Friday 27 July 2012

Avoid Bosnia tragedy, UN chief says of Syria


The UN chief calls on the world to prevent Syria from becoming another Bosnia during a visit to Srebrenica amid Israel’s announcement that it is increasing security along its border with Syria as the country’s Civil War is moving closer
 The Syrian army and rebels send reinforcements to Aleppo to join the raging battle for the country’s second city, as UN chief Ban urges the world ‘to stop the slaughter.’

U.N. chief Ban Ki-moon honored the victims of the 1995 Srebrenica massacre yesterday while calling on the world to learn from the Bosnian slaughter and stop the bloodshed in Syria.

“We have to do all to protect civilians and to stop bloodshed, particularly in Syria now, when we have learned the message of Srebrenica,” Ban said. “I do not want to see any of my successors after 20 years visiting Syria [and] apologizing for what we could have done now to protect the civilians in Syria which we are not doing,” he said, according to Agence France-Presse.

After being asked whether the U.N. was going to take action to stop the violence in Syria, Ban said “a political dialogue over a military intervention has not taken place, so I think it is not right to make a comment on this.” He also called for a political dialogue to stop the violence in Syria. Ban was speaking during his visit to the site of the Srebrenica massacre, Europe’s worst single atrocity since World War II, Anatolia News Agency reported. “Never [again] Srebrenica, nowhere, to no-one,” he said.

Ban is the first U.N. secretary-general to visit Srebrenica since the 1995 massacre, in which Bosnian Serb troops killed around 8,000 Muslim men and boys in the days after they captured the U.N.-protected enclave on July 11, 1995. The Bosnian Serbs brushed aside lightly armed Dutch peacekeepers in the U.N. “safe area” where thousands of Muslims from surrounding villages had gathered for protection.

Srebrenica was perhaps the most difficult, the most painful place for him to visit as secretary-general, he said.

Ban acknowledges mistakes in Srebrenica

“The international community failed to provide the necessary protection to many people who were killed at the time, when they needed our support,” he said.

 Ban was speaking after meeting survivors at the Potocari cemetery near Srebrenica, where more than 6,500 victims are buried. “Srebrenica is holy ground for the families and the victims and also for the Family of Nations,” Ban told the victims. News of his forthcoming visit had received a mixed reaction.While some victims praised it, saying they hoped it would keep the U.N. from looking on as genocide is carried out in the future, others dismissed it as too little, too late.

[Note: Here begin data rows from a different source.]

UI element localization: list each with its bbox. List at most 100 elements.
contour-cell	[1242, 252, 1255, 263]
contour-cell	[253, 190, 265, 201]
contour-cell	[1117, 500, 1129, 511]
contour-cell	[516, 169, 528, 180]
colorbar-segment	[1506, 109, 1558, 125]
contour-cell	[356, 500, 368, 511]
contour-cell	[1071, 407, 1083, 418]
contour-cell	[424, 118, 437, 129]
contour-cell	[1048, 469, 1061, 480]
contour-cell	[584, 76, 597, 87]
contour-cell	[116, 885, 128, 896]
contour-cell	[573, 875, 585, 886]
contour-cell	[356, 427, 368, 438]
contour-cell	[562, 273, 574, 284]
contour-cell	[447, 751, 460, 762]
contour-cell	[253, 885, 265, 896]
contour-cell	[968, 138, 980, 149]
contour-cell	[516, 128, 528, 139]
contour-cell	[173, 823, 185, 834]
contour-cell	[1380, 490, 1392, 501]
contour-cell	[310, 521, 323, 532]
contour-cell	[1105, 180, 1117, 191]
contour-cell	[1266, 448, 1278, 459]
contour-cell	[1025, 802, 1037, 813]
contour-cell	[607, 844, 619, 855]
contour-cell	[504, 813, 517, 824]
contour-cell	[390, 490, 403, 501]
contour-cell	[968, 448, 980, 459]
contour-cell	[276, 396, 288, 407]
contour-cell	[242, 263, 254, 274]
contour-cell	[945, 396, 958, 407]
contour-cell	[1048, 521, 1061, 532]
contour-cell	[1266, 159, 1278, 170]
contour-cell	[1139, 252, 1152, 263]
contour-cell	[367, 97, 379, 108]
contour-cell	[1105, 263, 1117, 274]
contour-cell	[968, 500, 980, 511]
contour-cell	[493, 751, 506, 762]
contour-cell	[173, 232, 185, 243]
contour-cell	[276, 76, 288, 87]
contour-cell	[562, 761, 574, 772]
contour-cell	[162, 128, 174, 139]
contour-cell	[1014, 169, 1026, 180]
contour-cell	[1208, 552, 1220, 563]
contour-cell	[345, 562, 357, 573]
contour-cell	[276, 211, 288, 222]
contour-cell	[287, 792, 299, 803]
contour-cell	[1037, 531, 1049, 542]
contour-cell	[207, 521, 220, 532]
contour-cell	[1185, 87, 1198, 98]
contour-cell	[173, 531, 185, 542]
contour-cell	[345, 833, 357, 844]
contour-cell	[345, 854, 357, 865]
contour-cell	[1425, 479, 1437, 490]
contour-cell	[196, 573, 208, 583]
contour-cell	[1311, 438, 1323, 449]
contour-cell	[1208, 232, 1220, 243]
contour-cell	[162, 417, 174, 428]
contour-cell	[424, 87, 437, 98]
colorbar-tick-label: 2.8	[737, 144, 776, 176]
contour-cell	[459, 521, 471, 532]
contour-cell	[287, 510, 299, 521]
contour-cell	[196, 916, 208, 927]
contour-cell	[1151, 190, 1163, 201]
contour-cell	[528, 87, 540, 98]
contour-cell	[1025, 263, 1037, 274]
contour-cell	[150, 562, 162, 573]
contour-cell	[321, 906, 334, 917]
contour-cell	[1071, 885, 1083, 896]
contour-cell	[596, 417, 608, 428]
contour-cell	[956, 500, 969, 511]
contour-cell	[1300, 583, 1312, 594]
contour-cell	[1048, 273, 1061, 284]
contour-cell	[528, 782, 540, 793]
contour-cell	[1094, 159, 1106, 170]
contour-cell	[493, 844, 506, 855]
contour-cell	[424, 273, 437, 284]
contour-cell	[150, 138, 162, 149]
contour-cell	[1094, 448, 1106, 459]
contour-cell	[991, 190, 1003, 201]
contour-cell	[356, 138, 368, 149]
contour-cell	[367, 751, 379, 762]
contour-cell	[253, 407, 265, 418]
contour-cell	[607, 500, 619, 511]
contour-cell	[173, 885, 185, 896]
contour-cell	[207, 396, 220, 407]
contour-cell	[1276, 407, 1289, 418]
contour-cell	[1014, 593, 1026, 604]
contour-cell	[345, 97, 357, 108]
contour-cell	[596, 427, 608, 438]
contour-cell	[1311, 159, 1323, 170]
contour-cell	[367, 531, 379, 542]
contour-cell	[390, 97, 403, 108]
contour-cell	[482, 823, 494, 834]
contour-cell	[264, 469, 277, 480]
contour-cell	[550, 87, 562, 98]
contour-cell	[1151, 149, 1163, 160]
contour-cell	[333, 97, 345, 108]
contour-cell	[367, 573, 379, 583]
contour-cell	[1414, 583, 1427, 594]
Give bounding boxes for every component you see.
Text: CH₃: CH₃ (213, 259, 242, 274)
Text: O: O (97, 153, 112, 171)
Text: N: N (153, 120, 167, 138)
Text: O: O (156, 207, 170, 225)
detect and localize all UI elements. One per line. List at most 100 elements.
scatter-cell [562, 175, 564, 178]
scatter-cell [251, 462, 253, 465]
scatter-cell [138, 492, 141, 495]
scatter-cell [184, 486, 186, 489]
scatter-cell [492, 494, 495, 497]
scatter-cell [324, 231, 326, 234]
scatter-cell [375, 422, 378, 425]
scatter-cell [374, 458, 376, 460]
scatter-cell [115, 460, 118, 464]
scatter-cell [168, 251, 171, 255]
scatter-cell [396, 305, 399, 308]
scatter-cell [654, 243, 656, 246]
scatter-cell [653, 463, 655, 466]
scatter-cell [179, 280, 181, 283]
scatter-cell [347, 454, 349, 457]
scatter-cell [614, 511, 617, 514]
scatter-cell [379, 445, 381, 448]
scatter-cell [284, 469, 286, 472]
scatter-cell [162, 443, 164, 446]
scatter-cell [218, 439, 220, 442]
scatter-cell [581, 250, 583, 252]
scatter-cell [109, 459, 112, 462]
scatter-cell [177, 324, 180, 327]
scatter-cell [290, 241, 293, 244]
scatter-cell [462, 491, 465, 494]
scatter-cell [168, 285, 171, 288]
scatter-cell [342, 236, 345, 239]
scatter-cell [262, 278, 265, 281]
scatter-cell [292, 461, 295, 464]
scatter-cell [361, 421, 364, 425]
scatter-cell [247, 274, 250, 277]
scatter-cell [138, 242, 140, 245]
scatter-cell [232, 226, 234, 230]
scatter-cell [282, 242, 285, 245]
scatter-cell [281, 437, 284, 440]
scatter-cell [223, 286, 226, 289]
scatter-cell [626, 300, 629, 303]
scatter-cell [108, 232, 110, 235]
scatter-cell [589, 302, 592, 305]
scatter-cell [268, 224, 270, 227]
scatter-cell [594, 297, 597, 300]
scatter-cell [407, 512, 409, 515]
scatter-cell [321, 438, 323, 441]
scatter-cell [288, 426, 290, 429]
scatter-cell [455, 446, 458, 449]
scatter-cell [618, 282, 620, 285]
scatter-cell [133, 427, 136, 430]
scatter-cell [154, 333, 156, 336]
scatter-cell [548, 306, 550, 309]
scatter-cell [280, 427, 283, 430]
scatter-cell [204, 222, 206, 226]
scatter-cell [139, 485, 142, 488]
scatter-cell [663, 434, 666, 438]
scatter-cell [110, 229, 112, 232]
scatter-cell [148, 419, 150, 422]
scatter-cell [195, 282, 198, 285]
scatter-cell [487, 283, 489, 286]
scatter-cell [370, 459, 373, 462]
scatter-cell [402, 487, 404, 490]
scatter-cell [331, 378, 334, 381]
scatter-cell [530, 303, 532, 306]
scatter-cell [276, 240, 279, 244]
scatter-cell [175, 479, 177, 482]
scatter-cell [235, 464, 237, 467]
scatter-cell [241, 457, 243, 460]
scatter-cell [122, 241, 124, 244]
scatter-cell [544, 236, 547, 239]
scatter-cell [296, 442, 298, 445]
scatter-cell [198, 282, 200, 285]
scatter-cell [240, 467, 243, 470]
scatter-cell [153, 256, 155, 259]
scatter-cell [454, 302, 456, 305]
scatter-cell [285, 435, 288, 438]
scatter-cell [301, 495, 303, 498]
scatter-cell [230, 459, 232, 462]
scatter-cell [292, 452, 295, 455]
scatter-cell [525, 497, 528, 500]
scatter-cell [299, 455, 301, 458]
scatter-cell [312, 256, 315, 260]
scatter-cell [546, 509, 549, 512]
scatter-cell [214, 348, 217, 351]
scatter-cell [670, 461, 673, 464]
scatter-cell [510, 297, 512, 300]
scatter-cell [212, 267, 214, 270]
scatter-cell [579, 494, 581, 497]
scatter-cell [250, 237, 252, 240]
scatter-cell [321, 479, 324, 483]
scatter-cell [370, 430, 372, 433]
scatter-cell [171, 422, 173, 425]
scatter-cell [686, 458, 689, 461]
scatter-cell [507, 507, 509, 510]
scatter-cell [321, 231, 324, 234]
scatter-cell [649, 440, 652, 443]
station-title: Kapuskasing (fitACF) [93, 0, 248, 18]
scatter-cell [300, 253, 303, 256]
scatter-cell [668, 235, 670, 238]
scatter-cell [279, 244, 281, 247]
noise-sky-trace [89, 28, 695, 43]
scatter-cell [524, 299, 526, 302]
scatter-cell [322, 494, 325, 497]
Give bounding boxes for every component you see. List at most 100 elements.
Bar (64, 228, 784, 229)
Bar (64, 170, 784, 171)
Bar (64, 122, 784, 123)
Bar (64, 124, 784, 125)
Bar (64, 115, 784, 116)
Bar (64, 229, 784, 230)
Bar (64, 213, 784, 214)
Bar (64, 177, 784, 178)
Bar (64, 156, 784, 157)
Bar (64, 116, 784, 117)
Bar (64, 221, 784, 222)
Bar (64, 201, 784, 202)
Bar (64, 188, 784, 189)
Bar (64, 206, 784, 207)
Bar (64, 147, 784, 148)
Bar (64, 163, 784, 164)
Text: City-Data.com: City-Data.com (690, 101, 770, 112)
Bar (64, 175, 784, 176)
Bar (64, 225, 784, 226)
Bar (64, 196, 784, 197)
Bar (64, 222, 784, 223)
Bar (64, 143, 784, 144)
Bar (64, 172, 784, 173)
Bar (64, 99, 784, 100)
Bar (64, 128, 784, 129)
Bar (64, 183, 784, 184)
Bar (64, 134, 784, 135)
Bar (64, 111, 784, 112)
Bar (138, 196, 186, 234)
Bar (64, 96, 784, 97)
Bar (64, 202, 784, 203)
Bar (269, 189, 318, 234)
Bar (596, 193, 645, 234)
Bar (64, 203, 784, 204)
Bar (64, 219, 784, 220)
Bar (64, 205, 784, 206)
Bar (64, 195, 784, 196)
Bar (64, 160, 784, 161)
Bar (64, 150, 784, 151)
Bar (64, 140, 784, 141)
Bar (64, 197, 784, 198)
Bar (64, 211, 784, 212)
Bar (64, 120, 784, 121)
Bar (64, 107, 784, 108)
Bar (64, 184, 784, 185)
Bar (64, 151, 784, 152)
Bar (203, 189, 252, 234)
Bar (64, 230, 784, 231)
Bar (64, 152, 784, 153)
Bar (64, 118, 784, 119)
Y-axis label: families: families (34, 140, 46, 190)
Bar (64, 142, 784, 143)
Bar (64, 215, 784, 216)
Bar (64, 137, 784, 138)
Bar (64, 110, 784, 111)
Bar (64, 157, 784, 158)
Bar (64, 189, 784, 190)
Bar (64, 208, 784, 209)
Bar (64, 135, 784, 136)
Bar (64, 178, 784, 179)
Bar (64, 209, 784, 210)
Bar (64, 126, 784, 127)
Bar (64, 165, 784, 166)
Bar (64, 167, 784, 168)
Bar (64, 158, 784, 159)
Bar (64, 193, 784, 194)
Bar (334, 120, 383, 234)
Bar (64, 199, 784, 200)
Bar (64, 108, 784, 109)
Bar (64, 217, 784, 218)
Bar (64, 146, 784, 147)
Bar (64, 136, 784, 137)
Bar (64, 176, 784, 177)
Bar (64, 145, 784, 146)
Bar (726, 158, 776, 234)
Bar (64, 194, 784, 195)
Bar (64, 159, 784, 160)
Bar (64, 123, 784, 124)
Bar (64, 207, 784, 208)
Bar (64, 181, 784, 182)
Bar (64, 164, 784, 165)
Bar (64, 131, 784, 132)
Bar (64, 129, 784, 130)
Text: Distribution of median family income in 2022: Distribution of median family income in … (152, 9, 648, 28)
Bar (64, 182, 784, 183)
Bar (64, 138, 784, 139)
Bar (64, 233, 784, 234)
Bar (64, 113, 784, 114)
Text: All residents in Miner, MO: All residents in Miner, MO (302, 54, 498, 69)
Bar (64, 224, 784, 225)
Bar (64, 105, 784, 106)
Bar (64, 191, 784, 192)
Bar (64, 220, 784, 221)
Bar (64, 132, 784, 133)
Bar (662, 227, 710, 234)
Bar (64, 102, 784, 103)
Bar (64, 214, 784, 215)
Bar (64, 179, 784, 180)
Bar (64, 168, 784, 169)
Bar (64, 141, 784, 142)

“The fact that Ban is coming today doesn’t really say much because the U.N. did nothing when the Srebrenica massacre happened,” Hajra Catic, who lost her husband and son in the slaughter, told journalists earlier. “There will be no justice as long as ... the U.N. hides behind its immunity,” she said. “The people who delivered my family to the [Bosnian] Serb forces were [U.N.] blue helmets,” said Hasan Nuhanovic, a former interpreter for the Dutch U.N. battalion in Srebrenica who lost both parents and his brother in the massacre. “There is no organization which is more responsible for what happened in Srebrenica than the U.N.,” he said, but added that Ban’s visit was important “because the U.N. must take a position ... [and] recognize its responsibility” for Srebrenica. Nuhanovic is one of the claimants in a lawsuit trying to hold the Dutch state responsible for the deaths of three Srebrenica victims, including his father and brother. In 2012 an appeals court found the Dutch state responsible, marking the first time the Dutch state was held accountable for the actions of its U.N. peacekeeping battalion by a judge. But the Dutch government announced last month that it would appeal the ruling.
The Srebrenica massacre has been ruled a genocide by two international courts. The two men accused of masterminding the slaughter, former Bosnian Serb political leader Radovan Karadzic and his army chief, Ratko Mladic, are on trial at the U.N.’s Yugoslav war crimes tribunal in The Hague after years on the run.